Now it is here: The general smoking ban takes effect November 1.
Until the very end, nightclub owners tried to fend it off, most recently, with a constitutional complaint.
The owners wanted to distinguish night gastronomy from the mainstream restaurant business.
But last week, the Verfassungsgerichtshof VfGH (Constitutional Court) remained unconvinced and rejected the complaint.
Protection of public health
The VfGH referred to its ruling of 18 June 2019 that “smoking tobacco products (…) is a social phenomenon that is harmful to health and also endangers other people”. Protection of public health should take precedence, in particular the interests of employees, over the interests of the operators of food service establishments.
Temporarily, Austria had agreed on a regulation in which restaurants make a part of their facilities available for non-smokers and a part for smokers. Locally separated, of course. Some even had to rebuild their venues.
As of November 1, however, the general smoking ban will supercede this decision. To enforce it, the City has announced immediate controls, and non-compliance may result in fines.

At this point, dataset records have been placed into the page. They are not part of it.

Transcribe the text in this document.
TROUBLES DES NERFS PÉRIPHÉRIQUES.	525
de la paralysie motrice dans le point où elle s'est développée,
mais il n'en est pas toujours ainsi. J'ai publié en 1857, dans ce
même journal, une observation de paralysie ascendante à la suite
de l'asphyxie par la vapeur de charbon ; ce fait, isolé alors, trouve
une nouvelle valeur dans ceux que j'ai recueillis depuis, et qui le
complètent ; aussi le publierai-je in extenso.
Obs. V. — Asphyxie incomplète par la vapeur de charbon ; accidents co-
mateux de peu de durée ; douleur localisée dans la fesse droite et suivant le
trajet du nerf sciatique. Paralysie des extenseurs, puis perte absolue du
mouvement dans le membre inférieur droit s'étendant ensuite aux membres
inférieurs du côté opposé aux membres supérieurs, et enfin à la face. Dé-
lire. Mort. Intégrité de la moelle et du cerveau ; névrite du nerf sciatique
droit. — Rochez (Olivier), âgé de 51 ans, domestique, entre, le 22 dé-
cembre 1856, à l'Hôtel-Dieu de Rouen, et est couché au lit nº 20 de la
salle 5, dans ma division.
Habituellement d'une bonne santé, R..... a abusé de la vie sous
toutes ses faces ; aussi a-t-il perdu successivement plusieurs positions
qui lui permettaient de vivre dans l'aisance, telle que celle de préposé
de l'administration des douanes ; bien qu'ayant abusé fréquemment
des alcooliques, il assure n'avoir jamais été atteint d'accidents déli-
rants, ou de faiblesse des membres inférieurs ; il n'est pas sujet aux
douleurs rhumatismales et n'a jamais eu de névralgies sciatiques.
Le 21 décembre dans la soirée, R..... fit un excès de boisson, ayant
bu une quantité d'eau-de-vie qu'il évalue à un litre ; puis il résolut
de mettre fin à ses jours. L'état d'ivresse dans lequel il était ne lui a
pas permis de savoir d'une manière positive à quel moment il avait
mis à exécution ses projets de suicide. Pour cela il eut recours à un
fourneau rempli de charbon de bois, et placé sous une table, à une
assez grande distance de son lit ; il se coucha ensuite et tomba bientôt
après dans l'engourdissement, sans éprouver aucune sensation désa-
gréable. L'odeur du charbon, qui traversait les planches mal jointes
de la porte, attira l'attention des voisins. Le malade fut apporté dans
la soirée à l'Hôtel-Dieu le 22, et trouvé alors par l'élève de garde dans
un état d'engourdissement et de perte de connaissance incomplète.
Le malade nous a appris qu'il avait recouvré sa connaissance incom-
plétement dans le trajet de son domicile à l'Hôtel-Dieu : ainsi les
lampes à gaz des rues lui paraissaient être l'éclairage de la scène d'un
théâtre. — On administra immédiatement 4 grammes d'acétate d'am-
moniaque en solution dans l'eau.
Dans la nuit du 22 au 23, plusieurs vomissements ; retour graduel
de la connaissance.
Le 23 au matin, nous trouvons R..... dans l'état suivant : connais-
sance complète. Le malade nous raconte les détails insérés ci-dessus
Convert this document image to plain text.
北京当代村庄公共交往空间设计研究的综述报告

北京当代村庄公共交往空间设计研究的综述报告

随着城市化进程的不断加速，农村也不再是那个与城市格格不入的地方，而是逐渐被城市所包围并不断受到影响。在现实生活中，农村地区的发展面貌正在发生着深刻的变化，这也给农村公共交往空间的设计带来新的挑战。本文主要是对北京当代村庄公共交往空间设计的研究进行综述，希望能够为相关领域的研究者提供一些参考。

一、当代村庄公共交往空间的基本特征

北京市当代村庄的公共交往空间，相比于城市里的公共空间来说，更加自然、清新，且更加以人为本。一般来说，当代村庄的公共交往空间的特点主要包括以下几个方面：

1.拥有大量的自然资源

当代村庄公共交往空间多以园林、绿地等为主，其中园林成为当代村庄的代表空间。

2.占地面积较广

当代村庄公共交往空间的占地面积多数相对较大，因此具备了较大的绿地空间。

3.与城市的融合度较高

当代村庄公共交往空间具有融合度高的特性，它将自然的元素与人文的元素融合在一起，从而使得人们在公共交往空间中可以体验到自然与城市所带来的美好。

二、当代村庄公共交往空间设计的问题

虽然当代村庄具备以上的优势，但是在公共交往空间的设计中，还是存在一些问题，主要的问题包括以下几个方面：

To sit at a jazz bar in the eighth district, listen to the sounds of the saxophone, trumpet and piano and blow smoke rings or puff on a cigar… All this will soon vanish from the scene, and the iconic yet intimate love affair between Viennese coffee houses and cigarettes will come to an end. But also less romantic pictures like smoky nightclubs or foul smelling jackets, which have to be thrown into the washing machine after a visit to U4, will belong to history.